[Nottingham] lost kde after changing display settings

David Aldred david at familyaldred.org.uk
Wed Jun 22 20:27:17 BST 2005


On Wednesday 22 June 2005 19:47, Sarah Swindell wrote:
> I tried changing the display settings in KDE (I think I ticked something
> like "support NVIDIA drivers". I realise with hindsight that this was a
> mistake) and am now only presented with a command prompt "tty1" asking me
> for my username and password. I can't get KDE to start up at all.

Did you actually do this from within KDE?  If not, then the answer from Alan 
that pinged into my mailbox as I was typing this is probaly the way to go.
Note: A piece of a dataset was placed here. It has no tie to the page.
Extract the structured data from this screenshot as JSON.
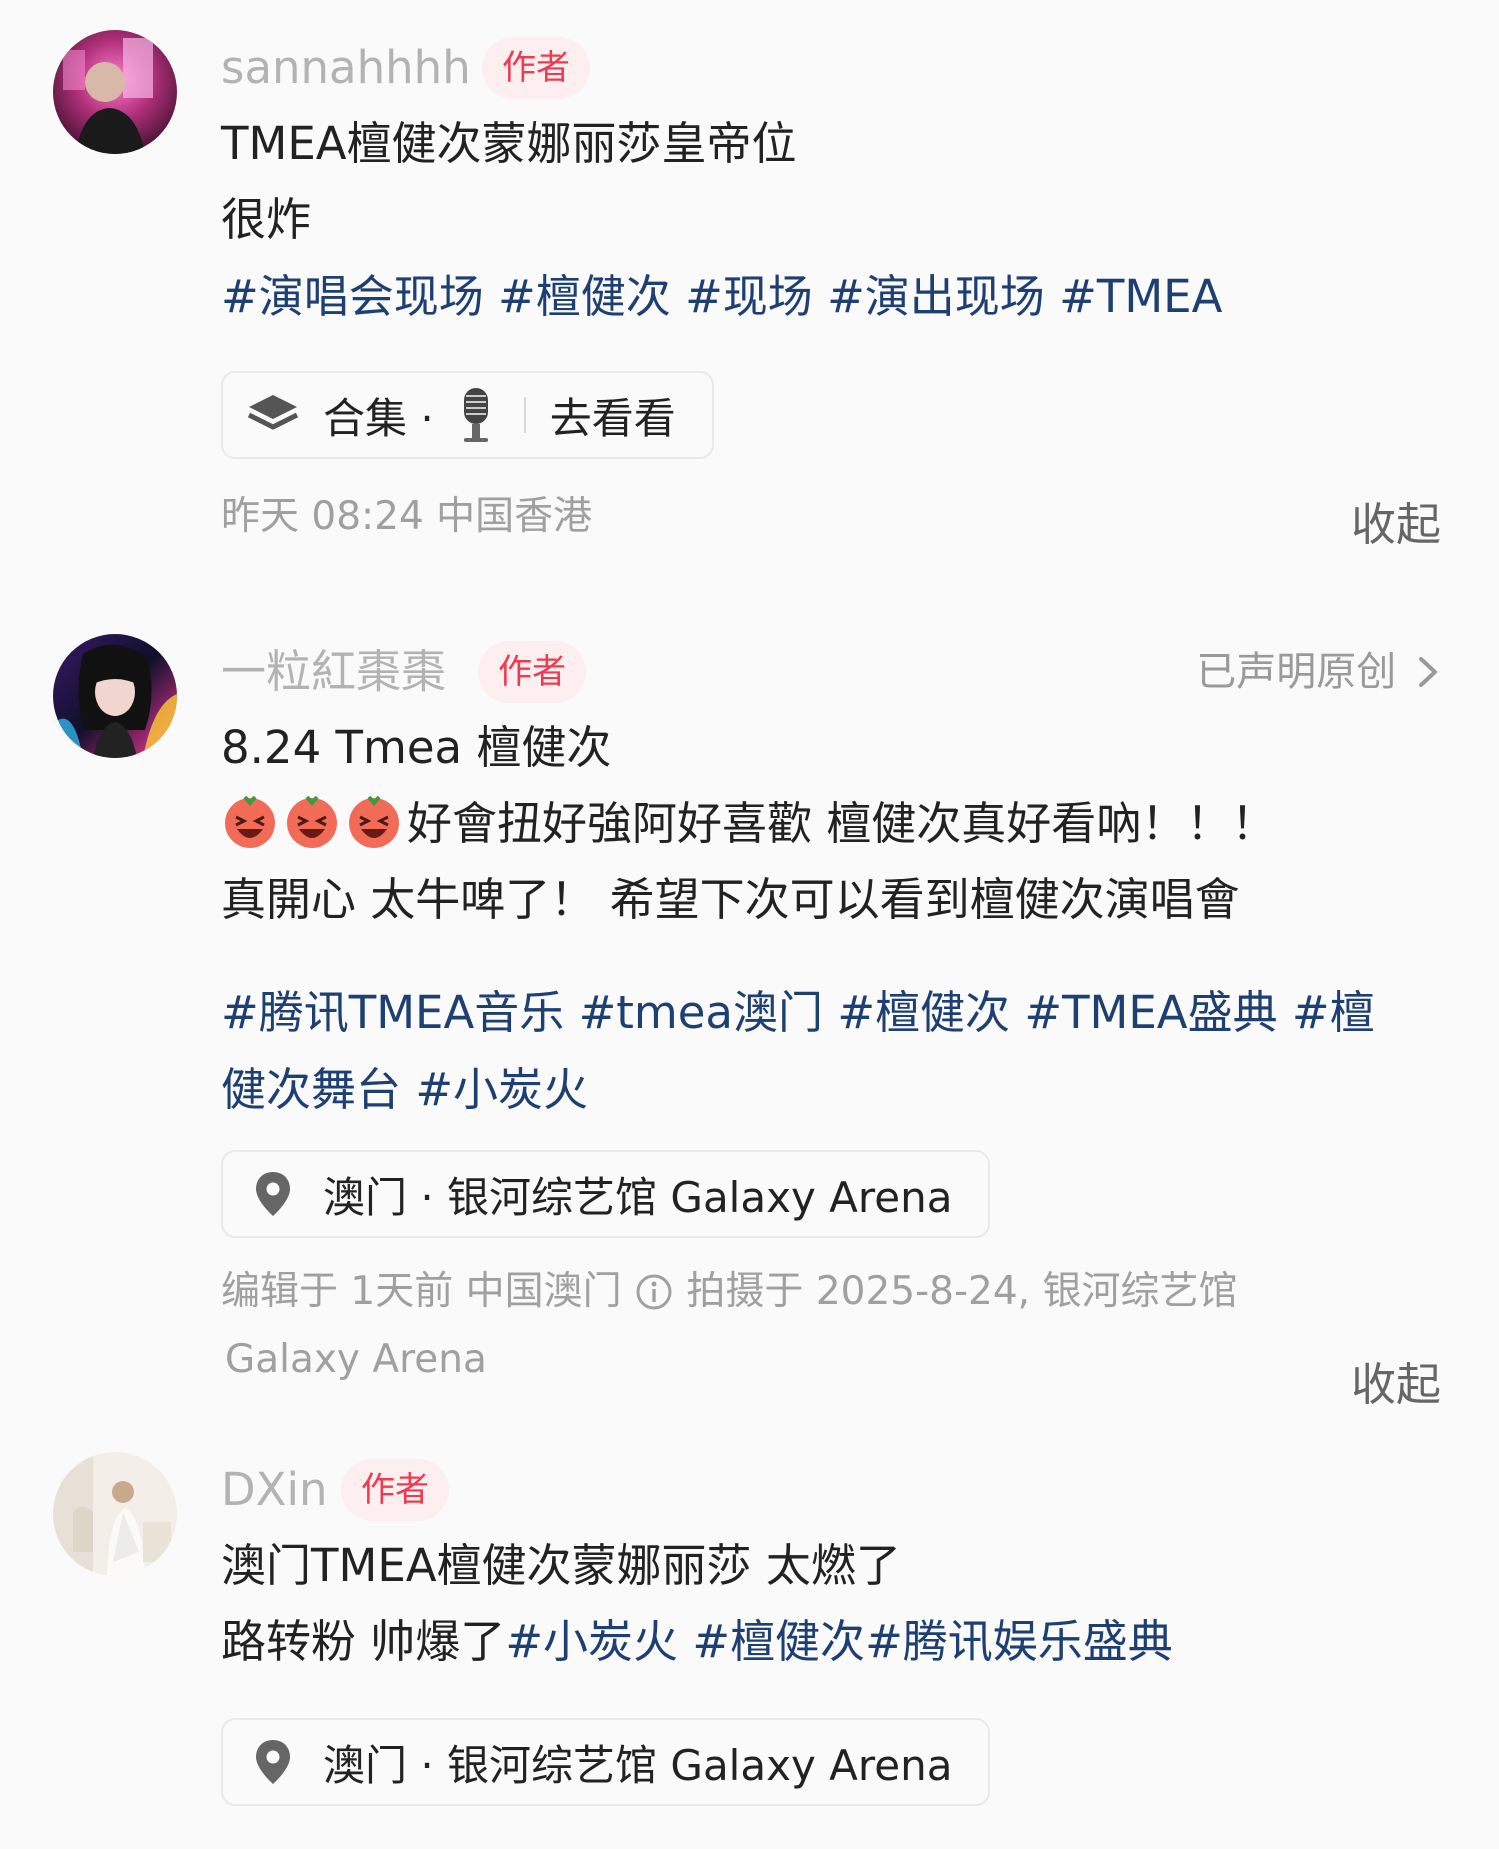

I can't find any similar setting to that in my KDE setup screens, but if you 
did change something in KDE's settings while logged into KDE as an ordinary 
user, you can try renaming the hidden directory where KDE stores your 
settings, and see if that sorts it out (KDE should then start up with a 
default setup).

When you log in on your tty1, do this (type what is after the '#' below):

# pwd

This should confirm that you're working in your own home directory It tells 
you your *p*resent *w*orking *d*irectory - on mine it responds with 

/home/david

Then type 

#  mv .kde .kdeold

(mv is 'move', but does renaming too).

You won't get any output, but your .kde directory (which is where KDE keeps 
its settings) will have been renamed to .kdeold .   That means that KDE can't 
find it when it starts up - so it rebuilds its own set of settings based on 
the defaults. 

# startx

should then start the x-server and KDE should launch within it. 

Some applications keep important stuff in the .kde directory structure (a Bad 
Thing To Do, in my opinion!), though, so if you find you've lost the mail you 
had in KMail or something, you may need to copy back some of the stuff from 
what is now your .kdeold directory into the new .kde directory.   But if you 
have KDE working again you can do that with Konqueror.